Mesmo os espaços urbanos públicos retratados pelo artista fica presente tais características psicologias do ente contraposto ante ao social, que em sua relação trabalhista com os demais membros da sociedade tem em ápice a negação de seu ego. Essa é a evidência máxima da perda da credibilidade das grandes metrópoles no futuro prometido pelo “Americam Way of Live” que prega que o individuo é super valorizado e libertariamente onipotente ante a sociedade, com resquício metabolisado dos ideais germinados pela mão de obra anarquistas advinda no entre-guerras que pregavam a edificação do “Eu” supramoral e suprasocial . Em New York Movie Hopper mostra a trabalhadora valorizada em segundo plano que presa a suas introspecções espera o fim da secção(Fig. 11). Em Barbershop o cotidiano de uma barbearia, onde o tempo se mostra parado na metáfora do relógio partido pela luz na parede(Fig. 12). Hopper retrata o barmen desamparado na solidão da passagem pública.(Fig. 13).

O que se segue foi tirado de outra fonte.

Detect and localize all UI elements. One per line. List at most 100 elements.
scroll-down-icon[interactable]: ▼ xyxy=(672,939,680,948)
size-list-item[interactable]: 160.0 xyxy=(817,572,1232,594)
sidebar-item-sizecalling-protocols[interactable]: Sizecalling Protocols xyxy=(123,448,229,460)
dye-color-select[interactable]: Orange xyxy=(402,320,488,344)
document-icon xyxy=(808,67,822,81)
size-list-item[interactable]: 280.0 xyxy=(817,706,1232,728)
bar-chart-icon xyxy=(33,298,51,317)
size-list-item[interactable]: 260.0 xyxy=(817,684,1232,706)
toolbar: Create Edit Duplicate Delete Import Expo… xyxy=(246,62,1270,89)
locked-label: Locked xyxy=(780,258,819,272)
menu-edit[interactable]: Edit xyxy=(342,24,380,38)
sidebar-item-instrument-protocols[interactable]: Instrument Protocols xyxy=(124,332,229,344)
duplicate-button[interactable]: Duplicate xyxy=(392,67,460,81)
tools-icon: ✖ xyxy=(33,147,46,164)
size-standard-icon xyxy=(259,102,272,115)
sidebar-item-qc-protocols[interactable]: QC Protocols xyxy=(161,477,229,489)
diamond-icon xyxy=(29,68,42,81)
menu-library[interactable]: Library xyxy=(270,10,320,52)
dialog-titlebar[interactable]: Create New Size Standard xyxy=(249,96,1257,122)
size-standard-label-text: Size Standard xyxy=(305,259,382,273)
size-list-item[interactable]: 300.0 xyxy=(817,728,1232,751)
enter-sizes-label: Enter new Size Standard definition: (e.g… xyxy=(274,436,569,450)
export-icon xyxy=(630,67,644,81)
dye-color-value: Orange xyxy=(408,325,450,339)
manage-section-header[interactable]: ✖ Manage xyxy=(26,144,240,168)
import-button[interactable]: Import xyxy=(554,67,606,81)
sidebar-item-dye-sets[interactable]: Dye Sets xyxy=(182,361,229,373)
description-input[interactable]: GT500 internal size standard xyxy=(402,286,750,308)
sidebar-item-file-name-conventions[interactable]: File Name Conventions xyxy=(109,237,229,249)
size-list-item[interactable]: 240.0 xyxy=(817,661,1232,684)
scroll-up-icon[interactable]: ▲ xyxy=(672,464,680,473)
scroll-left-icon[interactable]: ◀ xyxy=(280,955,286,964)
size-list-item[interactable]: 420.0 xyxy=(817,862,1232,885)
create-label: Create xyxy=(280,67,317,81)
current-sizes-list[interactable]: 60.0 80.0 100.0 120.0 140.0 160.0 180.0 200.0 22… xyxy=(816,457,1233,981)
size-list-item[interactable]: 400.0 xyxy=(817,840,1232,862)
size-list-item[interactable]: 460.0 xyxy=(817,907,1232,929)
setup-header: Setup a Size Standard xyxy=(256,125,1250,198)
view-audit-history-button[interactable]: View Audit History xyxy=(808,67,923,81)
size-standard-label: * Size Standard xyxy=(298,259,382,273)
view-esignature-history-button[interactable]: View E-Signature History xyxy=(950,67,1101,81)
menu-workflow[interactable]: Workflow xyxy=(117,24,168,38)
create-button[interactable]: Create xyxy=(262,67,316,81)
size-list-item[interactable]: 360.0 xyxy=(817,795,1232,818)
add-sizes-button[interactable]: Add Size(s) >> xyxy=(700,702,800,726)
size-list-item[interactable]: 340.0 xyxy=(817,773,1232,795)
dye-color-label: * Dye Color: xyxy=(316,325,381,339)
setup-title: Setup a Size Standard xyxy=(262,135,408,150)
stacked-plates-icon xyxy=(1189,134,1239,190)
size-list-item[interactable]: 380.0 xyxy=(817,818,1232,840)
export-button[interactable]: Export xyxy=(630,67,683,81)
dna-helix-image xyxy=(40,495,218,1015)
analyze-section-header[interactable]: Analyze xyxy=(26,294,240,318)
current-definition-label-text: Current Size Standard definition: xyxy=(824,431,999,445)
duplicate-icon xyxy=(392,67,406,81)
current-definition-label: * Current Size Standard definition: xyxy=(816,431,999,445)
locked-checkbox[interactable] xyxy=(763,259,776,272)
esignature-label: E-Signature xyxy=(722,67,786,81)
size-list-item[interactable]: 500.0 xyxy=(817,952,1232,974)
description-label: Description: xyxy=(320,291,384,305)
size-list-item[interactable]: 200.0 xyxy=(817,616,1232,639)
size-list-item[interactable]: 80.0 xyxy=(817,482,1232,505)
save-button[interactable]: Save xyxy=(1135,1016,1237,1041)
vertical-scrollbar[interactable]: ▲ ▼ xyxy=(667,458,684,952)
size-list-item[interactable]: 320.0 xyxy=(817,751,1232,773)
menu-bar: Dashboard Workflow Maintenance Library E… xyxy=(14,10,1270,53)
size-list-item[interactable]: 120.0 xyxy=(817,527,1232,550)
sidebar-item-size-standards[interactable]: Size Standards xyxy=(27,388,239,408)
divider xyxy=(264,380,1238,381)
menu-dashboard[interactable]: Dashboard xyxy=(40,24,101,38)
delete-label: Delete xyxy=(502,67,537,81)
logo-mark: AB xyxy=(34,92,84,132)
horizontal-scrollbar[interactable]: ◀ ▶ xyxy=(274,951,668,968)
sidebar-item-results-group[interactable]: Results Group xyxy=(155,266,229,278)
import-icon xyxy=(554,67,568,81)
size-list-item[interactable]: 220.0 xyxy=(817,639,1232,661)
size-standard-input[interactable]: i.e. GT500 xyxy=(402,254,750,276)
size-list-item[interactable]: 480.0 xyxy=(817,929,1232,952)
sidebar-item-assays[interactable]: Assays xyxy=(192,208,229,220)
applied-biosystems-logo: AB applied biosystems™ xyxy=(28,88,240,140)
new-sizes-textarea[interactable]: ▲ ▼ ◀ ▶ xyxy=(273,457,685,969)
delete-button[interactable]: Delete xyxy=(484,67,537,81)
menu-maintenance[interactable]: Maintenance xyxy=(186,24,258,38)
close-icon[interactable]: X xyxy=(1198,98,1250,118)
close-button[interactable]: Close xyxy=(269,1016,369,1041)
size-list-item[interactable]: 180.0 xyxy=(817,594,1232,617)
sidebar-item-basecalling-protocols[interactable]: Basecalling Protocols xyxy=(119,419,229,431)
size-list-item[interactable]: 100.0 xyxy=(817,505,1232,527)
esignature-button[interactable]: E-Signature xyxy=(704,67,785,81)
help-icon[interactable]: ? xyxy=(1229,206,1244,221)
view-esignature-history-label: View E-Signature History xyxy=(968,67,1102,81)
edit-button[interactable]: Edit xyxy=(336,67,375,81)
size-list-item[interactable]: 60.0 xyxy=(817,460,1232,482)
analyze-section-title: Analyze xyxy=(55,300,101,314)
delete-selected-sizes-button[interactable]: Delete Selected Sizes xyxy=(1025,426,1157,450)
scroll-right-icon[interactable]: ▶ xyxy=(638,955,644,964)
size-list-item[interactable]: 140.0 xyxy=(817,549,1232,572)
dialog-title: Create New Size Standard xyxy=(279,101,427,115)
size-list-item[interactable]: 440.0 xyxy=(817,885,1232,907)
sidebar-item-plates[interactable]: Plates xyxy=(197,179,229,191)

O artista também percebe o inicio da desconstrução da família nuclear em centros urbanos. Antes em pequenas cidades tendo sido tomada por cerne dos valores americanos, agora delegadas a simples grupos familiares que dividem e compartilham o mesmo lócus. Presos ao próprio individualismo compartilham o local, porem não existe evidência de interação entre os casais que habitam os mesmos espaços. Unidos somente pelo local e não pelas vidas, o artista demonstra que mesmo acompanhado o ser urbano está preso ao condicionamento das estruturas sociais vigentes na super valorização do ego. Em Room in New York vemos o casal que dividem o mesmo espaço porem novamente não interagem entre si(Fig. 14). Em Hotel by a Railroad novamente a permanência física porem o distanciamento mental do local(Fig. 15). Mesmo em cenários de relativa intimidade fica evidente que apenas as pessoas estão no lugar e seu psiques escapam para outros locais(Fig. 16)
3. CONSIDERAÇÕES FINAIS
Destarte, Hopper tece uma radiografia da sociedade norte-americana da primeira metade do século passado. Para tal feito compõe maestralmente um mosaico de pequenos, mas significativos, recortes da vida urbana. Em sua obra, firmemente pautada pela então ascendente teoria do inconsciente assim como pelos reflexos sociais de duas arrebatadoras guerras o artista nos remete ao cotidiano urbano. Contudo essa não é uma visão externa ou estereotipada de metrópoles que galopam a ágeis passos em dinamismo, progresso e velocidade; mas sim em um cotidiano vivenciado pelo ser urbanóide comum que massificado pelo sistema social tenta escapar física ou psicologicamente do local monótono onde se encontra, reforçando assim o individualismo do ente que se defronta com a sociedade que oprime seu ego. Tal obra é impressionantemente despida de estéticas primordiais ou técnicas refinadas o que delega ao conjunto da obra um traço de deliciosa humanidade. O artista também nos desequilibra ao evidenciar que mesmo acompanhado o ser humano tem a estranha propriedade de permanecer só, assinalando a tímidas pinceladas que solidão não é uma questão de companhia. Sua obra permanece atual, análise mais criteriosa da obra de Hopper pode vir a propor respostas edificantes para aqueles que tem como objetivo um planejamento urbano e social mais justo e humanizador.